Bod was aware of the dead clustered around them, watching the scene, but he forced himself to ignore them. He made himself more comfortable on the ugly grave. He felt like the bait in a trap, and it was not a good feeling.

 

The bull-like man was the first to reach the grave, followed closely by the man with the white hair who had done all the talking, and the tall blond man.

 

Bod stayed where he was.

 

The man with the white hair said, “Ah. The elusive Dorian boy, I presume. Astonishing. There’s our Jack Frost hunting the whole world over, and here you are, just where he left you, thirteen years ago.”

 

Bod said, “That man killed my family.”

 

“Indeed he did.”

 

“Why?”

 

“Does it matter? You’re never going to tell anyone.”

 

“Then it’s no skin off your nose to tell me, is it?”

 

The white-haired man barked a laugh. “Hah! Funny boy. What I want to know is, how have you lived in a graveyard for thirteen years without anyone catching wise?”

 

“I’ll answer your question if you answer mine.”

 

The bull-necked man said, “You don’t talk to Mr. Dandy like that, little snot! I split you, I will—”

 

The white-haired man took another step closer to the grave. “Hush, Jack Tar. All right. An answer for an answer. We—my friends and I—are members of a fraternal organization, known as the Jacks of All Trades, or the Knaves, or by other names. We go back an extremely long way. We know…we remember things that most people have forgotten. The Old Knowledge.”

 

Bod said, “Magic. You know a little magic.”

 

The man nodded agreeably. “If you want to call it that. But it is a very specific sort of magic. There’s a magic you take from death. Something leaves the world, something else comes into it.”

 

“You killed my family for—for what? For magic powers? That’s ridiculous.”

 

“No. We killed you for protection.
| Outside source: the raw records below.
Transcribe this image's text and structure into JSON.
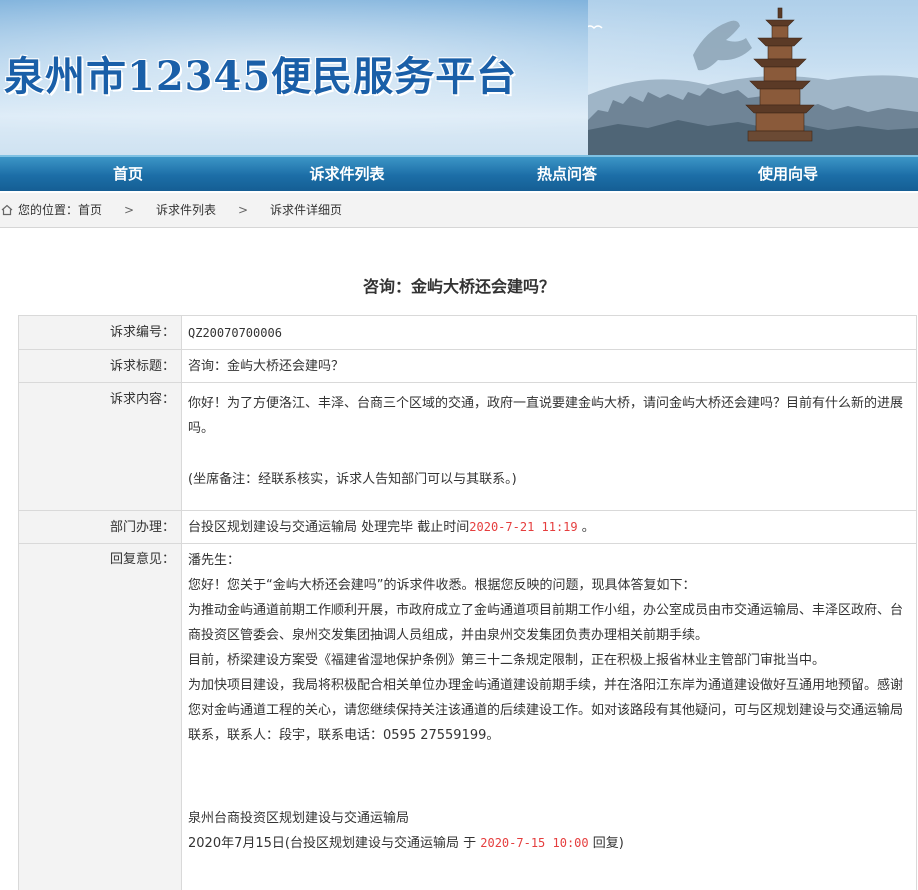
{
  "header": {
    "title": "泉州市12345便民服务平台"
  },
  "nav": {
    "items": [
      "首页",
      "诉求件列表",
      "热点问答",
      "使用向导"
    ]
  },
  "breadcrumb": {
    "prefix": "您的位置：",
    "items": [
      "首页",
      "诉求件列表",
      "诉求件详细页"
    ],
    "separator": ">"
  },
  "page": {
    "title": "咨询：金屿大桥还会建吗？"
  },
  "detail": {
    "number_label": "诉求编号：",
    "number": "QZ20070700006",
    "subject_label": "诉求标题：",
    "subject": "咨询：金屿大桥还会建吗？",
    "content_label": "诉求内容：",
    "content": "你好！为了方便洛江、丰泽、台商三个区域的交通，政府一直说要建金屿大桥，请问金屿大桥还会建吗？目前有什么新的进展吗。",
    "content_note": "(坐席备注：经联系核实，诉求人告知部门可以与其联系。)",
    "dept_label": "部门办理：",
    "dept_text": "台投区规划建设与交通运输局 处理完毕   截止时间",
    "dept_deadline": "2020-7-21 11:19",
    "dept_suffix": "。",
    "reply_label": "回复意见：",
    "reply_lines": [
      "潘先生：",
      "您好！您关于“金屿大桥还会建吗”的诉求件收悉。根据您反映的问题，现具体答复如下：",
      "为推动金屿通道前期工作顺利开展，市政府成立了金屿通道项目前期工作小组，办公室成员由市交通运输局、丰泽区政府、台商投资区管委会、泉州交发集团抽调人员组成，并由泉州交发集团负责办理相关前期手续。",
      "目前，桥梁建设方案受《福建省湿地保护条例》第三十二条规定限制，正在积极上报省林业主管部门审批当中。",
      "为加快项目建设，我局将积极配合相关单位办理金屿通道建设前期手续，并在洛阳江东岸为通道建设做好互通用地预留。感谢您对金屿通道工程的关心，请您继续保持关注该通道的后续建设工作。如对该路段有其他疑问，可与区规划建设与交通运输局联系，联系人：段宇，联系电话：0595 27559199。"
    ],
    "reply_signature": "泉州台商投资区规划建设与交通运输局",
    "reply_date_prefix": "2020年7月15日(台投区规划建设与交通运输局 于",
    "reply_time": "2020-7-15 10:00",
    "reply_date_suffix": "回复)"
  },
  "colors": {
    "nav": "#1c6ea7",
    "title_blue": "#1a5fa8",
    "highlight_red": "#e53e3e",
    "label_bg": "#f3f3f3"
  }
}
Long time ago, one of our people—this was back in Egypt, in pyramid days—he foresaw that one day, there would be a child born who would walk the borderland between the living and the dead. That if this child grew to adulthood it would mean the end of our order and all we stand for. We had people casting nativities before London was a village, we had your family in our sights before New Amsterdam became New York. And we sent what we thought was the best and the sharpest and the most dangerous of all the Jacks to deal with you. To do it properly, so we could take all the bad Juju and make it work for us instead, and keep everything tickety-boo for another five thousand years. Only he didn’t.”